My white wizard waned in power steadily throughout the game. I used her mostly for healing and occasional buffing or protection spells, although her HARM series of spells were nicely devastating to undead when we encountered them. Late in the game, I started finding items that she could use in combat, and she became a lot more useful again. Usable magic items are rare, but they never seem to run out of charges. The most useful by far was a healing staff which cast the "HEAL" spell with every use, restoring a couple dozen hit points per character. That's not enough to stave off death from a really tough enemy, but it's enough to keep the party's health above a certain threshold if I used it every round in every combat. It prevented my potions from running out and thus let me save them for when I really needed them. She also found a mage staff capable of casting "CONF" (confuse) every round and a wizard staff capable of "FIR2" every round, neither of which was a game-changer, but both of which were occasionally helpful against large parties.
         
Using the staff in combat.
        
I like the regularity of equipment upgrades, both from shops and from treasure chests. Just when I'd found something that I thought couldn't be exceeded, the game would have another surprise for me. Because of the cost of these items, plus houses and spells and healing potions, the economy remains relevant for about two-thirds of the game. After that, you've run out of stuff to buy and you keep accumulating thousands of gold pieces per battle. I ended with nearly 600,000. Different party compositions would need gold at different rates, though.
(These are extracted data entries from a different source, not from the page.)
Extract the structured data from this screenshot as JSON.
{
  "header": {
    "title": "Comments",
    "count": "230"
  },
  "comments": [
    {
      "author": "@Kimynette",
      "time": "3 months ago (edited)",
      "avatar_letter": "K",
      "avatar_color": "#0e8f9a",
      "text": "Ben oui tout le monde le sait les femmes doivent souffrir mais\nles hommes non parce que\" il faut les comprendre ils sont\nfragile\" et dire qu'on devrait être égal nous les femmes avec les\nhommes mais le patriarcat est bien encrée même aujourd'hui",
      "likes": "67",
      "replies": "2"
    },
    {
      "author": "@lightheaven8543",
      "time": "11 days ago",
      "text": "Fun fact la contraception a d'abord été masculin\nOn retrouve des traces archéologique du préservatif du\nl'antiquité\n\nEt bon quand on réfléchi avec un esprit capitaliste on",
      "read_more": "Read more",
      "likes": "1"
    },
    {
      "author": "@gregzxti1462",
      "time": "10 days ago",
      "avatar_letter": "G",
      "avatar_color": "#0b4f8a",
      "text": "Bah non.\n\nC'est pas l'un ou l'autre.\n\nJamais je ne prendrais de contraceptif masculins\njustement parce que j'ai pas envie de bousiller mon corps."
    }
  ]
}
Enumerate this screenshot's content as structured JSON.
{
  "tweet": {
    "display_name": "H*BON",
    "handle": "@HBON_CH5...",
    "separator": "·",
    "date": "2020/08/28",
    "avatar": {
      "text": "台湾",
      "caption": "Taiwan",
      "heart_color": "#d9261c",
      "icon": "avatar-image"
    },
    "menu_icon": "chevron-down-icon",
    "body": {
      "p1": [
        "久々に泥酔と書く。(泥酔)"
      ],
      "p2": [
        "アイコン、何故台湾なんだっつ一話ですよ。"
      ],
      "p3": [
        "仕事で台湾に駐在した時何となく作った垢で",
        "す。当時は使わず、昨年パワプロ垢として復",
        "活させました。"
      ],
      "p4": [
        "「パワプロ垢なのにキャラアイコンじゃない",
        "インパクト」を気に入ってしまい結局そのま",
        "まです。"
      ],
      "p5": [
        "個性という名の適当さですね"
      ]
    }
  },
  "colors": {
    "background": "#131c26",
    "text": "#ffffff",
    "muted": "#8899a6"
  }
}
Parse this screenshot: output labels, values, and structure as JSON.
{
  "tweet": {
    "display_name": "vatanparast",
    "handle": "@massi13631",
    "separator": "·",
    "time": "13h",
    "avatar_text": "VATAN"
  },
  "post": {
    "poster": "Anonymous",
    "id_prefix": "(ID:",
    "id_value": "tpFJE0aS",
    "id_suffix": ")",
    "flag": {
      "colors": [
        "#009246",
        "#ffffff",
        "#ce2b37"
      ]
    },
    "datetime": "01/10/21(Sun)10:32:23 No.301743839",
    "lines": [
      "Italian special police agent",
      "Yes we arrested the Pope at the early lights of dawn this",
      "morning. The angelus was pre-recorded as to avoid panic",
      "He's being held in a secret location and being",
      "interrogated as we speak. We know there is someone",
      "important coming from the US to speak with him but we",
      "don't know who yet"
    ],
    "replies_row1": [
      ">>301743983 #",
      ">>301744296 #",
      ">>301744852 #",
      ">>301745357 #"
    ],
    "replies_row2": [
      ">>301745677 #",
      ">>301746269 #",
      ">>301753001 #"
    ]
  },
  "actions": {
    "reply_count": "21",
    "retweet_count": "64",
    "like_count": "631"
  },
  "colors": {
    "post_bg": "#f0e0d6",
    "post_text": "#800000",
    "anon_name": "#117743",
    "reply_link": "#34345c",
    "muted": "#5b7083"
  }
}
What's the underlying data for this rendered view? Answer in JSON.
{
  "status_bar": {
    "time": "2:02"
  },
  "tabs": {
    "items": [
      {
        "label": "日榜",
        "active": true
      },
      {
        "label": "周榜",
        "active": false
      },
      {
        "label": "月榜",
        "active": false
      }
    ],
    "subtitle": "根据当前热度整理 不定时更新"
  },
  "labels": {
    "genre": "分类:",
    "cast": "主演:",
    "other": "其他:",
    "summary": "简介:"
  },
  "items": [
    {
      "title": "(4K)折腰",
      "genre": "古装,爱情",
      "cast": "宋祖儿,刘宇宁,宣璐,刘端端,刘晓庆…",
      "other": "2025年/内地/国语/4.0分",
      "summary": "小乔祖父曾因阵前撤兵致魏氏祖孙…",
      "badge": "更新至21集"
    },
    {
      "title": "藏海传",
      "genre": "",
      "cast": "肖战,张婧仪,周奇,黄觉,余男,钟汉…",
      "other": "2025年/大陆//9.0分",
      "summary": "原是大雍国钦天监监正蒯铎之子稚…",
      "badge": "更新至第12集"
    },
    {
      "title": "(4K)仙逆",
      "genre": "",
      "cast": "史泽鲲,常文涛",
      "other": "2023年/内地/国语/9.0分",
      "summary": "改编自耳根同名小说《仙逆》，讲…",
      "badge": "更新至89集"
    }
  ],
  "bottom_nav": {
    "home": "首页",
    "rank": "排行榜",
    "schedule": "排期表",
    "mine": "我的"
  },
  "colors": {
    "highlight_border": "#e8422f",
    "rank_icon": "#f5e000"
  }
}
An all-black belt/master party would need virtually none (no equipment and no spells) while an all red-wizard party might still need to grind for gold at the eleventh hour.
          
My final weapon selection.
           
One final thing that I enjoyed about the game is the way that the character classes' strengths and weaknesses remained relevant and noticeable throughout. My knight ended up with such good armor that he was almost immune to physical attacks, yet magic got through to him easily. My master could dodge most attacks but would take a lot of damage if something hit him. My white wizard was rarely targeted but very weak if an enemy singled her out. When my ninja scored a critical hit, he could be deadly, but when the critical roll failed, his efforts were laughable. I don't have a lot of desire to replay with a different party combination, but I understand the urge. I imagine a party of four white wizards would have a nearly impossible time, but I'm sure someone's done it.
         
The unarmed master's critical hits often outperformed weapons.
          
I had intended to wrap this whole thing up in one entry, but there's a lot more to say about the game and its legacy, plus I have to do the GIMLET, so I suppose we'll have one more. In the end, while I still have some complaints about specific aspects, I'm glad I experienced it overall.